Return migration and a slow comeback for education
During the civil war, 6.1 million Syrians fled from the Assad regime according to a December 2024 UNHCR report, while as of 2025, 7.4 million remain internally displaced. Furthermore, the fall of the regime in December 2024, marks a qualitative shift: hundreds of thousands to a million of Syrians have returned to Syria since December 2024. According to UNHCR’s Flash Update from November 8th, 2025, 1.2 million Syrians have returned from outside the country since December 2024, mostly from Turkiye, Lebanon and Jordan, while over 1.9 million internally displaced Syrians have returned to their “places of origin or intended return.” The main cities of return were Aleppo, Damascus, rural Damascus, and Idlib.
In another report conducted by UNHCR summarizing refugee movements in June 2025, records that there have been new arrivals from Syria to Lebanon, indicating there has been waves of migration in both directions, in part due to the waves of violence including the March 2025 Latakia massacres of Syrian Alawites.
Reintegration of returning refugees and exiles is a humongous task that is crucial for the infusion of new skills and vigor into the Syrian economy. The bigger challenge, however, is reengineering and developing educational infrastructures and institutions. In 2025, Syria’s education sector is straining under the compounded weight of infrastructure loss, displacement, and chronic underinvestment. An estimated 4.2 million students returned to classrooms for the 2025–2026 school year, according to reporting on nationwide enrollment trends, yet this recovery masks the scale of structural damage.
Of roughly 19,400 schools that existed before the war, around 7,900 remain partially or completely destroyed, leaving nearly 40 percent of educational facilities unusable. UNICEF estimates that 2.4 million school-age children are still out of school, a figure that underscores the depth of the learning crisis. Despite these gaps, UN agencies have expanded emergency education responses: UNICEF reports supporting 458,000 children in 2025 through formal schooling, accelerated learning, early childhood programs, and catch-up initiatives, while UNESCO training programs have reached more than 600 teachers and school leaders to improve school safety and inclusivity. The result is a sector showing signs of reactivation but still defined by uneven access, inadequate infrastructure, and heavy dependence on international support.

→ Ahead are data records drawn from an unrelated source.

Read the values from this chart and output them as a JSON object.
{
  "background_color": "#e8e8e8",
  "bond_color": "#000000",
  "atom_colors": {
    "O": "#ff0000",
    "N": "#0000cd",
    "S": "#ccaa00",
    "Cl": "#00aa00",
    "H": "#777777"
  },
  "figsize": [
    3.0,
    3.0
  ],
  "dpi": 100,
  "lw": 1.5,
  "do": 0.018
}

185,000 square kilometers of guarded optimism
Syria’s new chapter is unfolding under extraordinary strain. The fall of the Assad regime created openings for investment, reconstruction, and a reshaping of state institutions, yet these opportunities are repeatedly undercut by persistent external attacks and repeated internal clashes, fragmented governance, and the enduring weight of economic collapse. First-year achievements of the new Damascene government include diplomatic breakthroughs with Arab partner countries, Europe, and the US. First-year cooperation and investment agreements, however, will have to prove their resilience to unfavorable terms of public-private partnerships and multi-decade operator concessions, not to mention the exorbitant challenge of activating international investment and financial lifelines. Whether Syria can shift from survival to genuine reconstruction depends not only on political stabilization and sustained external support, but on its ability to rebuild public trust, restore basic services, and integrate millions of displaced Syrians back into an economy that has been hollowed out for more than a decade.